Pathophysiology behind HI is a mutation in the lipid transporter adenosine triphosphate binding cassette A12 (ABCA12). This transporter facilitates delivery of lipid glucosylceramides into the lamellar granules which is then further delivered to extracellular space. Mutations in ABCA12 have been known to cause autosomal recessive congenital ichthyoses that includes congenital ichthyosiform erythroderma, lamellar ichthyosis, and HI, which is the most severe phenotype.^{2, 3} A total of 62.5% of reported ABCA12 mutations are expected to result in truncated proteins. Most mutations in HI are truncation mutations, and homozygous or compound heterozygous truncation mutations always result in HI phenotype. ¹ Till date 51 mutations in ABCA12 have been found to be associated with HI and the most common mutation is c.7322delC (p.Val2442SerfTer28) in exon 49.^{1, 2} Postnatal clinical exome sequencing in our case detected homozygous single base pair deletion in exon 20 of the ABCA12 gene (chr2: g.215004283del; depth: 142x) that results in a frameshift and premature truncation of the protein 7 amino acids downstream to codon 870 (p.Pro870LeufsTer7; ENST0000 0272895.12). The g.215004283del (p. Pro870LeufsTer7) mutation in exon 20 has not been reported in the literature. The same variant was detected in the heterozygous state of both parents.
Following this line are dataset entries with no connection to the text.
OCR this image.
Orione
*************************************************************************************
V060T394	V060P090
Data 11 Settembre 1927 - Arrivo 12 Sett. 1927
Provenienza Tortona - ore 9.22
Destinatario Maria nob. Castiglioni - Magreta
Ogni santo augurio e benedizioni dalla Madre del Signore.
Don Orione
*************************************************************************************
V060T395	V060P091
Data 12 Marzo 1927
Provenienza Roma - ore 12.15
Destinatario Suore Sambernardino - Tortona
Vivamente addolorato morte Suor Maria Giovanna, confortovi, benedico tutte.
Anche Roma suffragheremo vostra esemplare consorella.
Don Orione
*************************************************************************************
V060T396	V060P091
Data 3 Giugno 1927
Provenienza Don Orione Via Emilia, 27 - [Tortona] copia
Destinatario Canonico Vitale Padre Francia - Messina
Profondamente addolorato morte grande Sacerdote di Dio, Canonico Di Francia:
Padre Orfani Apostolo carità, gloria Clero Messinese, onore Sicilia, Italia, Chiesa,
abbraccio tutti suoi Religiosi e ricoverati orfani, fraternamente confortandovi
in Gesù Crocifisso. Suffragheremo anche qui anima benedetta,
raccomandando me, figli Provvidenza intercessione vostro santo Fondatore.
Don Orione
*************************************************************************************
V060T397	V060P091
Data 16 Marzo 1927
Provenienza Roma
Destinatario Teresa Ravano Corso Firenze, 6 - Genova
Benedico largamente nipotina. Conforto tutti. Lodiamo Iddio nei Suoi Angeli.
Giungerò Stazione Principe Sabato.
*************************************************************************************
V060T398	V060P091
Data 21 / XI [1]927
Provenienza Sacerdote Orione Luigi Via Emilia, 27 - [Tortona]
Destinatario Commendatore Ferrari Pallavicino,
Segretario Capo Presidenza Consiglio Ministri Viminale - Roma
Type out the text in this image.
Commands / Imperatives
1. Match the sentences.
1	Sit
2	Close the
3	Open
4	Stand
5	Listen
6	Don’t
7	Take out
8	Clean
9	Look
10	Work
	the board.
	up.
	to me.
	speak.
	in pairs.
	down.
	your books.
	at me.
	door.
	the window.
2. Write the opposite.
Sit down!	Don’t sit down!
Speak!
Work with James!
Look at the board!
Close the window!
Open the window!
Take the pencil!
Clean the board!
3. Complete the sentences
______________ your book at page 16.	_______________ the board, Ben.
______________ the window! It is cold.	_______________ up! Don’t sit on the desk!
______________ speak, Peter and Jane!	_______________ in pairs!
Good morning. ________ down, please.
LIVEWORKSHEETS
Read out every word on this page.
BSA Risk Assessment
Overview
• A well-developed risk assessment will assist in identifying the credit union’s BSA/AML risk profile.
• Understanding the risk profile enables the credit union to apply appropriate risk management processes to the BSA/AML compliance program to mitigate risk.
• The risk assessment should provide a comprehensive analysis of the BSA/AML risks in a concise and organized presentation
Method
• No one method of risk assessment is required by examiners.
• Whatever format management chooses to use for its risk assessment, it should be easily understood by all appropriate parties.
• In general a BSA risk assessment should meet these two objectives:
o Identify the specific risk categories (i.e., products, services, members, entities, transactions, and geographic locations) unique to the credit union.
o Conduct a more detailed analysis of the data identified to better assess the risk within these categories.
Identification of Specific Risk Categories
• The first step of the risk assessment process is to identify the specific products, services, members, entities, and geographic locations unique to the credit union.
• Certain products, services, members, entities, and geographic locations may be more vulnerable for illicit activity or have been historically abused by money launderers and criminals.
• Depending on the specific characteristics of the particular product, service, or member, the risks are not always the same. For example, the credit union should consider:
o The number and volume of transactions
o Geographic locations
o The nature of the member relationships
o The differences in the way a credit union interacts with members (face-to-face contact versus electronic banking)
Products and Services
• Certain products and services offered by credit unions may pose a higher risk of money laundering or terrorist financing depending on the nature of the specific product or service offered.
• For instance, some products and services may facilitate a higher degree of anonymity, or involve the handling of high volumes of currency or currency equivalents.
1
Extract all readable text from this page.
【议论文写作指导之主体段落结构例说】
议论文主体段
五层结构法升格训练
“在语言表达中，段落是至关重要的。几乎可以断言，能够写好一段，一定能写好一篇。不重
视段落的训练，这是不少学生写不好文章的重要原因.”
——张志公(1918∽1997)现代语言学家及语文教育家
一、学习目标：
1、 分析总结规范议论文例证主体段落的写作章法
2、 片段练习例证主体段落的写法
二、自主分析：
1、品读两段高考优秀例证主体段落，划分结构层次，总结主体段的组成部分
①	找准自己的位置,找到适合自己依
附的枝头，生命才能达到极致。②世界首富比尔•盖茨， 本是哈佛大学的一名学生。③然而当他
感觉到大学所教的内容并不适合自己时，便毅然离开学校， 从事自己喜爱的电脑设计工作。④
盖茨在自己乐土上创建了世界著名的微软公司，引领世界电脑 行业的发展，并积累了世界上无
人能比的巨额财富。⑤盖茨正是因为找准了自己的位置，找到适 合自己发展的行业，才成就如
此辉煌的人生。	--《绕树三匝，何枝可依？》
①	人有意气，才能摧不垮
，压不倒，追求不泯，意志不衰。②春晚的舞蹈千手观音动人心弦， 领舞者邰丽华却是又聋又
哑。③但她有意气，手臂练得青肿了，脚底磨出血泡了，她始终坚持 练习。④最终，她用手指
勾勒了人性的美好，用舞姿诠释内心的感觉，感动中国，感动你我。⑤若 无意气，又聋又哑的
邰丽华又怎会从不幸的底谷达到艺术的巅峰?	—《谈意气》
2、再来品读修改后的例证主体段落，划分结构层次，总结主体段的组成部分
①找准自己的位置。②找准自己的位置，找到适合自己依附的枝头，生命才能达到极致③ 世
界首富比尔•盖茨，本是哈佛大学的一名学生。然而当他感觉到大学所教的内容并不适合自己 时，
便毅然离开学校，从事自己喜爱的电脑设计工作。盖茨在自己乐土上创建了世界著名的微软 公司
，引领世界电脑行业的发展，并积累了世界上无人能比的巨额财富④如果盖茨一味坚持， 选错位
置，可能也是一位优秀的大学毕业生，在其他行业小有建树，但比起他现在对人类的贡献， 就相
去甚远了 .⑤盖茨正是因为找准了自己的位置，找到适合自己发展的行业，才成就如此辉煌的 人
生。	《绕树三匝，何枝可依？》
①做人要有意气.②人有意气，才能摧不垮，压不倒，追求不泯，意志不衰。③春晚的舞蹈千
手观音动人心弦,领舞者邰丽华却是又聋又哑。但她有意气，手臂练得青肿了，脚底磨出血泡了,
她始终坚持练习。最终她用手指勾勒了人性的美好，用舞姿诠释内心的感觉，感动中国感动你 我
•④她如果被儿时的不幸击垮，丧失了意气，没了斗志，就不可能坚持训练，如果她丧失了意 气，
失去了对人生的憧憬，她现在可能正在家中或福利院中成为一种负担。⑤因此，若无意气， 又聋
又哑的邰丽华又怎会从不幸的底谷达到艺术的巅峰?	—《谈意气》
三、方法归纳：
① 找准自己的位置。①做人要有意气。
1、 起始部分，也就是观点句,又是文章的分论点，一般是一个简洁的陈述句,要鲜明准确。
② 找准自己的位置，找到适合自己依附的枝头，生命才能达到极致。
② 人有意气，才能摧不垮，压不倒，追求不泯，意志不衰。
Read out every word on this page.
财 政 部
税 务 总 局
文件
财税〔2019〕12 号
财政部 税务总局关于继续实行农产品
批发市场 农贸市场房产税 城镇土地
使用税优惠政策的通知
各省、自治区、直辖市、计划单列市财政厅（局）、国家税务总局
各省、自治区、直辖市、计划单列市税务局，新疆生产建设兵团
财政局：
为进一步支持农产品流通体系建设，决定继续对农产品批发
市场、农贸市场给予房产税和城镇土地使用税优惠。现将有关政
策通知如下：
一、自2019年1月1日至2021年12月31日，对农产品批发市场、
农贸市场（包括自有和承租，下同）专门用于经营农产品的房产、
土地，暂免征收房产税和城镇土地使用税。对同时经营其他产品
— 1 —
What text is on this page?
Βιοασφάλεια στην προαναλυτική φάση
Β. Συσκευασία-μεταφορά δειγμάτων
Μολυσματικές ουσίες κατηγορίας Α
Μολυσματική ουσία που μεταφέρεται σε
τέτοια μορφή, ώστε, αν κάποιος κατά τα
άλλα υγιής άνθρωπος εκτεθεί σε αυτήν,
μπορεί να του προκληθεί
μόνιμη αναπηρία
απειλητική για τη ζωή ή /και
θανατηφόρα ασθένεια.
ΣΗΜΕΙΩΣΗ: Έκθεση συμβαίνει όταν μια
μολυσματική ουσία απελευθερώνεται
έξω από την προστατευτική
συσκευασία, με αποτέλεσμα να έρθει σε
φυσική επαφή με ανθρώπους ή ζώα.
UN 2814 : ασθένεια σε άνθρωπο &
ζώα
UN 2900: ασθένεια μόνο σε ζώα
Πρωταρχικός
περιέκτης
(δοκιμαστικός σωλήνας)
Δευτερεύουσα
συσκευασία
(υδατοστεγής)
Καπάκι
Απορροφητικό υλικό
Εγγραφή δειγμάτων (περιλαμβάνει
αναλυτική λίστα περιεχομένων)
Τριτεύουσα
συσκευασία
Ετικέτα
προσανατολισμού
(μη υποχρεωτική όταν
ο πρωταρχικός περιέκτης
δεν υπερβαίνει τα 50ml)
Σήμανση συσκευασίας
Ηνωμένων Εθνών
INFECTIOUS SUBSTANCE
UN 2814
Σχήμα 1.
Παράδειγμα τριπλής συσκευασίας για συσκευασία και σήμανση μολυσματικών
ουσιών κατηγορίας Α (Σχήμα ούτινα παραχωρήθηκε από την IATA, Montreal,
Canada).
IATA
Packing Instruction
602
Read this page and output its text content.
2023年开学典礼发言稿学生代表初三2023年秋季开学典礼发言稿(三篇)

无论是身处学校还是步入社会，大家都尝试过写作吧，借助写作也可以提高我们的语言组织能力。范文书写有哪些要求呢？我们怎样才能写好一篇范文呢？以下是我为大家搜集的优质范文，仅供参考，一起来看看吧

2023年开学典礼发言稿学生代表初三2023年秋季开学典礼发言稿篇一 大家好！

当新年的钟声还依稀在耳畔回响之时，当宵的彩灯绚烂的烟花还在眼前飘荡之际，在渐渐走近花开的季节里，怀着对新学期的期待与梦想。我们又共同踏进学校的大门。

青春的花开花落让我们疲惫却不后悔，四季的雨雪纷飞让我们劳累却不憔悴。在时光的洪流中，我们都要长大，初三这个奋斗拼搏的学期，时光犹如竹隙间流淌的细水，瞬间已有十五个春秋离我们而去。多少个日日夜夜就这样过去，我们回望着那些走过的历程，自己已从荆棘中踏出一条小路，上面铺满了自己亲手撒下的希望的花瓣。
HI is recognized at birth by typical clinical features, and genetic testing is essential for confirming the diagnosis. It is helpful for a precise genetic counseling and prognostication and can serve as a guide for future family planning. Identifying parental carrier status allows for DNA-based prenatal genetic diagnosis in future pregnancy. Most infants initially could be managed with liquid paraffin, topical eye lubricants/antibiotics, paracetamol for pain relief, and oral retinoids that help in shedding of the grossly thickened skin. ^{2 3 4}

Conclusion

HI is a rare form of congenital ichthyosis that can present many challenges throughout a lifetime, but especially during the neonatal period. An understanding of the disrupted barrier in these patients forms the basis of aggressive and supportive care from an interdisciplinary team for effective management.